I fixed the interpenetrating pieces in the Gecko's face again before I started posing (which is the work that I had somehow lost around the time of my last blog entry), because I was certain that it would be easier to do with symmetry still in play. I didn't expect his face to deform too much in the posing, so I thought that I would save myself some work by fixing these details before sculpting. I didn't bother too much with the rest of the body because I knew it would deform enough in posing that I'd just have to fix it again later.

Directed Study - Session 6

It was a good thing that I didn't get very far into my ZBRush posing, because I learned a much better way to pose my Gecko in my next GDS class: a skeleton joint rig with a smooth bind to his "skin" (metal plates).

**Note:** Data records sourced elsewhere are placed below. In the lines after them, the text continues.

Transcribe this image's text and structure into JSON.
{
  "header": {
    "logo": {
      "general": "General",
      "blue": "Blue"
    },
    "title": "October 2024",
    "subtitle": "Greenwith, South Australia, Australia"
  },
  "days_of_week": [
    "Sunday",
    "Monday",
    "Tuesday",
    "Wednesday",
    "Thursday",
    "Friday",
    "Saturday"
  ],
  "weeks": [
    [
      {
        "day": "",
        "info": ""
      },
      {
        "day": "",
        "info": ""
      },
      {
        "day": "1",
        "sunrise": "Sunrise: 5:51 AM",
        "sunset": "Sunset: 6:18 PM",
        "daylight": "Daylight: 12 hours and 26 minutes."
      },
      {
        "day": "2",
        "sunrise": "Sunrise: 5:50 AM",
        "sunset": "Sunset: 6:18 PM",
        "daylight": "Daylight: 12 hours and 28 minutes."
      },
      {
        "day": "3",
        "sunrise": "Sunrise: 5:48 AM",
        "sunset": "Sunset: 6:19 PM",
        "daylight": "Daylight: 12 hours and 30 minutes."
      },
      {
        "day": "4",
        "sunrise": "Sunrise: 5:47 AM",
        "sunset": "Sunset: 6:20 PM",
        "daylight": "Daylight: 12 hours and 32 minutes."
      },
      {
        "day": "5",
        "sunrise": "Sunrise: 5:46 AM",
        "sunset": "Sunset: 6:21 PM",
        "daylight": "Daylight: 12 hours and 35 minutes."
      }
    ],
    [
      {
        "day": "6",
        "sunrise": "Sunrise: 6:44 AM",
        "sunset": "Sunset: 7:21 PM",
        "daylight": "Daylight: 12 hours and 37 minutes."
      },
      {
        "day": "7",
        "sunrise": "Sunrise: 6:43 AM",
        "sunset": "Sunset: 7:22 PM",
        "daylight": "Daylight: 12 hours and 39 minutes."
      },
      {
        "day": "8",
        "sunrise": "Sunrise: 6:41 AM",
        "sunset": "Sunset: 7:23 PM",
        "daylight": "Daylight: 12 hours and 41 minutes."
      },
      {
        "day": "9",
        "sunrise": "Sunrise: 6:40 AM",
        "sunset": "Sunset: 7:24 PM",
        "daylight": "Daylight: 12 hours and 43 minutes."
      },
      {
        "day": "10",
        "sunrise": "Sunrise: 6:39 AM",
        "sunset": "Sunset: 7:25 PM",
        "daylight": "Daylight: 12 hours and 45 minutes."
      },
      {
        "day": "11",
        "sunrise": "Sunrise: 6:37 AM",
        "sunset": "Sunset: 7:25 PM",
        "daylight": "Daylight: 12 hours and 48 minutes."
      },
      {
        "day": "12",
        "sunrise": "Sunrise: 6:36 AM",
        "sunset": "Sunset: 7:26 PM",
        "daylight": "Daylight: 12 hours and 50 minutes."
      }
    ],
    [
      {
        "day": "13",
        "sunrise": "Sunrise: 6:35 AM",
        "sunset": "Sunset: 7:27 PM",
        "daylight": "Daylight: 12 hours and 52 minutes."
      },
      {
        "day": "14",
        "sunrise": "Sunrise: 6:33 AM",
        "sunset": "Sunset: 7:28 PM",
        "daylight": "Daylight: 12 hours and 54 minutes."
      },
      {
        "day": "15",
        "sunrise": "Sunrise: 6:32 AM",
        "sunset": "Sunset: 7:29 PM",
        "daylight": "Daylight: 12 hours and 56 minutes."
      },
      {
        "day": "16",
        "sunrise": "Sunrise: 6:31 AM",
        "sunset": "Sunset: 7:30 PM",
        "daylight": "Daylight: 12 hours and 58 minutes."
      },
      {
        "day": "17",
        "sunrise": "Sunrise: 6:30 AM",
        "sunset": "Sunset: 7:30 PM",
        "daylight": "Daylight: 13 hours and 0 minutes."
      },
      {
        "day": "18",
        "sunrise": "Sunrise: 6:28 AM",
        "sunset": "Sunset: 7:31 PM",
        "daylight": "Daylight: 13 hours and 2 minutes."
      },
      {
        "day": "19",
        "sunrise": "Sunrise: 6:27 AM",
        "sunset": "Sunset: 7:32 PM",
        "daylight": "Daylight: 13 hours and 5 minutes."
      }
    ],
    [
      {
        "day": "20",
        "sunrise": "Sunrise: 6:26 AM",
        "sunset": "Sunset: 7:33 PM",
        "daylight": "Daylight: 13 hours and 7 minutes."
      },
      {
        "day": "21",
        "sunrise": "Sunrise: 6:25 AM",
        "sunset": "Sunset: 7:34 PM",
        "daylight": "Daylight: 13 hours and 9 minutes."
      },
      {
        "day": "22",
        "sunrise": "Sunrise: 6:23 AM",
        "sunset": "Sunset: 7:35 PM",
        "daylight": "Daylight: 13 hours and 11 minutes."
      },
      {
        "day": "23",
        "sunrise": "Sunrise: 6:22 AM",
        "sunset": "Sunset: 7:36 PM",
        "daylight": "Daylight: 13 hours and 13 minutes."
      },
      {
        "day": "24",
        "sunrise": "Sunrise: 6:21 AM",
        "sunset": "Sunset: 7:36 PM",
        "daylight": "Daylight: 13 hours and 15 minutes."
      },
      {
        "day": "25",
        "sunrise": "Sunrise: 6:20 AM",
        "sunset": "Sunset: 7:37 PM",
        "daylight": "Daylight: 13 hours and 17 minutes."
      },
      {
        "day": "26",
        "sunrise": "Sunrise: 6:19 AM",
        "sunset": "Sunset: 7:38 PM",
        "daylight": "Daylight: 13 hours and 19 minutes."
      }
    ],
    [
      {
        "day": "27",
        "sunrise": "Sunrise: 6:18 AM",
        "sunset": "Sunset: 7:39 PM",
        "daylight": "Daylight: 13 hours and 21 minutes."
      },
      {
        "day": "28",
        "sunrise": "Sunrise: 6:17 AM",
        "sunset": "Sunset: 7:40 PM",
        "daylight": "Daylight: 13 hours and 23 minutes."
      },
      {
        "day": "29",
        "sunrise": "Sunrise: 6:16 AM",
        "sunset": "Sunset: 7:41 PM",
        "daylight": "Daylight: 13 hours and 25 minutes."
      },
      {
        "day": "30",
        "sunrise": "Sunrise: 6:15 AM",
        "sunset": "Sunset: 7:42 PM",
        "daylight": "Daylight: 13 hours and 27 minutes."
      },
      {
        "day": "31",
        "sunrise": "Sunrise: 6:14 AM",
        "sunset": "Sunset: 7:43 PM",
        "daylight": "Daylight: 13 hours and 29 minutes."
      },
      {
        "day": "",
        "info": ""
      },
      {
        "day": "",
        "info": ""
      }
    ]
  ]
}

I kept the pieces of the rig separate so that I would have better control over the points where the limbs met the main body. As such, I had one rig that served as the spine smooth-bound to all of the pieces of the Gecko's head, neck, back, abdomen, and tail. I had another rig smooth-bound to each of his arms, and another smooth-bound to each of his legs. (Five rigs in total.) I had to amend the rigs and start the posing over a number of times as I came to better understand how the rigs deformed, but the image above was the final set-up that I ended up using. Then it was just a matter of matching him up to the image planes showing his character design as best I could. This was the result:

I made one change from the Gecko's original character design: I wrapped his tail around the front of the hammer rather than the back. The tail seemed to follow the flow of the spine better that way, as well as providing some extra ballast, rather than having all of his weight on the far side of the hammer. 

Next, I'll fix the places where the plates are cutting into each other using the move brush in ZBrush. Then I'll begin sculpting.